Yale School of Management Leaders Forum, The New York Times October 22, 1999

In response to the recent crisis in emerging markets, many experts have called for a new financial architecture. But worthy as the goal is, it is incomplete. Financial change without political reform will not result in a legitimate global economic system.

Look at it this way. Suppose bankers lend to a dictatorship, as Indonesia was, or a kleptocracy, as Russia seems to have become. Suppose further that debt piles up, and the government of the borrowing country cannot service its obligations. Then the International Monetary Fund (IMF) comes in and demands severe belt tightening. Who gets hurt? Certainly not the government officials who authorized the borrowing. No, it's the ordinary citizens who suffer as the economy goes into reverse gear. Did they ever agree to assume such risks? No way.

This is in fact what has happened. Tens of millions of people in emerging markets have fallen back into poverty. Families who had entered the middle class have seen their dreams vanish. Without a democratic voice, they had no control of the risks their governments assumed. Even more outrageous, without transparent political institutions and free press they had no way to understand these risks.

Some would call this taxation without representation. At another time, in another place, people overthrew a government for that.

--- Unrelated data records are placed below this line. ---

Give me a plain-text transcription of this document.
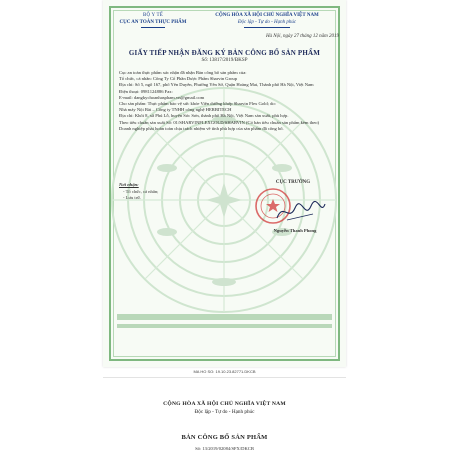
BỘ Y TẾ
CỤC AN TOÀN THỰC PHẨM
CỘNG HÒA XÃ HỘI CHỦ NGHĨA VIỆT NAM
Độc lập - Tự do - Hạnh phúc
Hà Nội, ngày 27 tháng 12 năm 2019
GIẤY TIẾP NHẬN ĐĂNG KÝ BẢN CÔNG BỐ SẢN PHẨM
Số: 13817/2019/ĐKSP
Cục an toàn thực phẩm xác nhận đã nhận Bản công bố sản phẩm của:
Tổ chức, cá nhân: Công Ty Cổ Phần Dược Phẩm Sharvin Group
Địa chỉ: Số 5, ngõ 167, phố Yên Duyên, Phường Yên Sở, Quận Hoàng Mai, Thành phố Hà Nội, Việt Nam
Điện thoại: 0981124886 Fax:
E-mail: dangkychoanhaspham.vn@gmail.com
Cho sản phẩm: Thực phẩm bảo vệ sức khỏe Viên dưỡng khớp Sharvin Flex Gold; do:
Nhà máy Nội Bài – Công ty TNHH công nghệ HERBITECH
Địa chỉ: Khối 8, xã Phú Lỗ, huyện Sóc Sơn, thành phố Hà Nội, Việt Nam sản xuất, phù hợp.
Theo tiêu chuẩn sản xuất Số: 01/SHARVINFLEXGOLD/SHARVIN (Có bản tiêu chuẩn sản phẩm kèm theo)
Doanh nghiệp phải hoàn toàn chịu trách nhiệm về tính phù hợp của sản phẩm đã công bố.
Nơi nhận:
- Tổ chức, cá nhân;
- Lưu trữ.
CỤC TRƯỞNG
Nguyễn Thanh Phong
MA HO SO: 19.10.23.82771.DKCB
CỘNG HÒA XÃ HỘI CHỦ NGHĨA VIỆT NAM
Độc lập - Tự do - Hạnh phúc
BẢN CÔNG BỐ SẢN PHẨM
Số: 13/2019/02084/SFX/DKCB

In fact, history is filled with examples of non-democratic governments causing great harm to their citizens when finances ran into trouble. Before World War I, the bonds of more than sixty nations traded actively on exchanges in London and Paris. Eager pre-war investors loved emerging market debt and snapped up bonds issued by Russian Tsars, Persian Shahs, Egyptian Khedives and Ottoman Sultans. When the rulers couldn't pay their bills, bondholder committees, ultimately backed by military might, imposed controls and seized assets. In North Africa, European governments levied new taxes on transportation and tobacco to collect debt payments. What began as business-like restructurings of international loan defaults eventually became colonial governance. In all cases, an enormous burden fell squarely on people who never had a say, directly or indirectly, in the original contracting of the debt.

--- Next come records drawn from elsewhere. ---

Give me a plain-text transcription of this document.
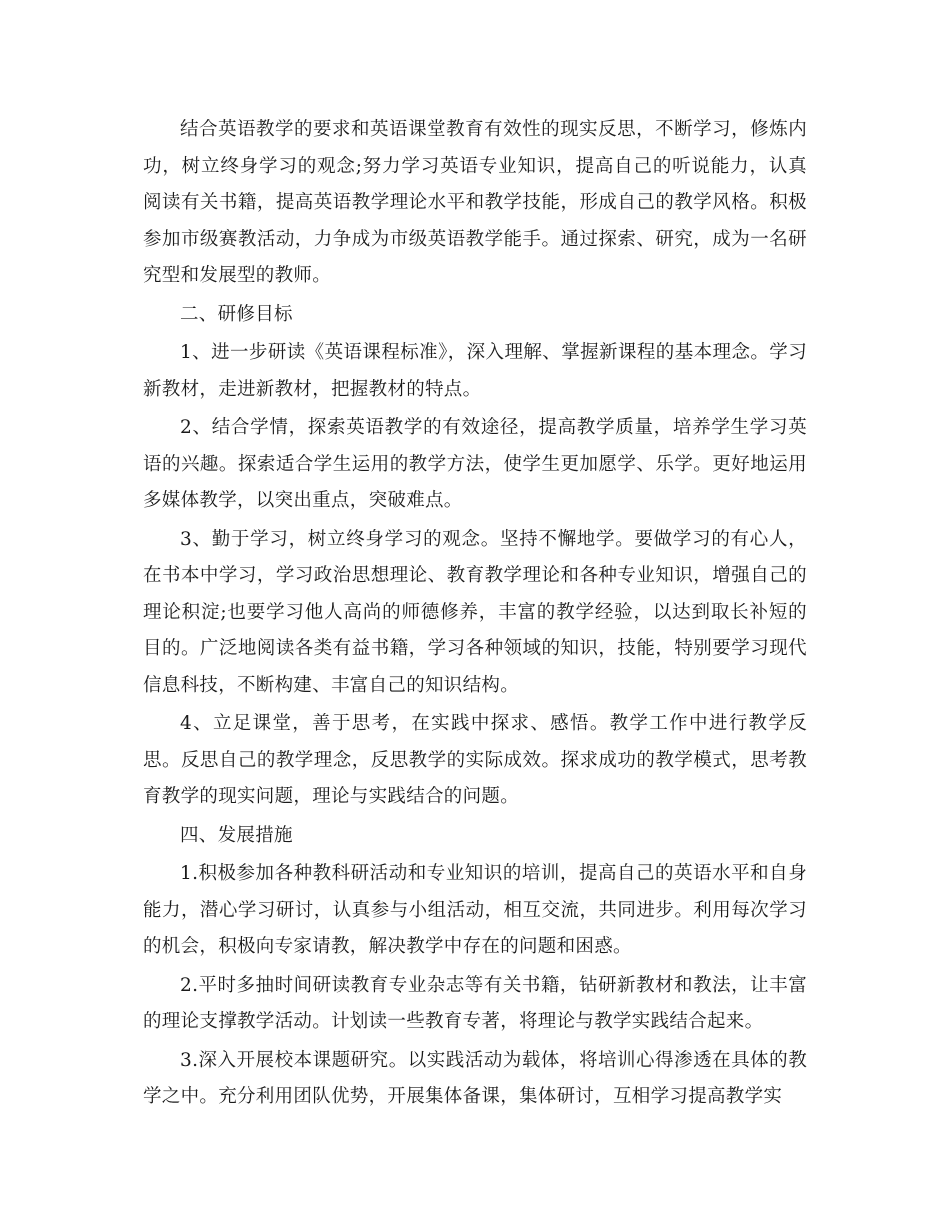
结合英语教学的要求和英语课堂教育有效性的现实反思，不断学习，修炼内功，树立终身学习的观念;努力学习英语专业知识，提高自己的听说能力，认真阅读有关书籍，提高英语教学理论水平和教学技能，形成自己的教学风格。积极参加市级赛教活动，力争成为市级英语教学能手。通过探索、研究，成为一名研究型和发展型的教师。

二、研修目标

1、进一步研读《英语课程标准》，深入理解、掌握新课程的基本理念。学习新教材，走进新教材，把握教材的特点。

2、结合学情，探索英语教学的有效途径，提高教学质量，培养学生学习英语的兴趣。探索适合学生运用的教学方法，使学生更加愿学、乐学。更好地运用多媒体教学，以突出重点，突破难点。

3、勤于学习，树立终身学习的观念。坚持不懈地学。要做学习的有心人，在书本中学习，学习政治思想理论、教育教学理论和各种专业知识，增强自己的理论积淀;也要学习他人高尚的师德修养，丰富的教学经验，以达到取长补短的目的。广泛地阅读各类有益书籍，学习各种领域的知识，技能，特别要学习现代信息科技，不断构建、丰富自己的知识结构。

4、立足课堂，善于思考，在实践中探求、感悟。教学工作中进行教学反思。反思自己的教学理念，反思教学的实际成效。探求成功的教学模式，思考教育教学的现实问题，理论与实践结合的问题。

四、发展措施

1.积极参加各种教科研活动和专业知识的培训，提高自己的英语水平和自身能力，潜心学习研讨，认真参与小组活动，相互交流，共同进步。利用每次学习的机会，积极向专家请教，解决教学中存在的问题和困惑。

2.平时多抽时间研读教育专业杂志等有关书籍，钻研新教材和教法，让丰富的理论支撑教学活动。计划读一些教育专著，将理论与教学实践结合起来。

3.深入开展校本课题研究。以实践活动为载体，将培训心得渗透在具体的教学之中。充分利用团队优势，开展集体备课，集体研讨，互相学习提高教学实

Let's be frank: foreign loans extended to non-democratic governments should be recognized for what they are -- joint ventures in exploitation. Governments that load up on debt and other foreign obligations must be representative of their citizens, for they are taking risks that are being borne by their citizens, and the people must have a way to peacefully throw them out of office if they feel they've been betrayed.

My reason for focusing on politics as well as finance is to seek ways maintain open markets, not restrict them. The free flow of capital is an essential ingredient in the world's prosperity and stability. But free markets are sustainable only when they rest on firm political foundations.

In the months since emerging markets began to recover, more than one high level committee of finance ministers and central bankers has been established to strengthen the global financial system. But will they have the courage and the mandate to draw urgent attention to the need for emerging markets to open their political systems, build their democratic institutions, and square with their people as to the implications of future financial obligations that will be undertaken? Will they demand not only economic transparency but political transparency?

The task of building both on a global scale is far from finished, and let's not forget the right sequence. Democracy before debt.

Professor William Goetzmann, who holds an MBA from the Yale School of Management and a Ph.D from Yale, directs the School's new International Center for Finance.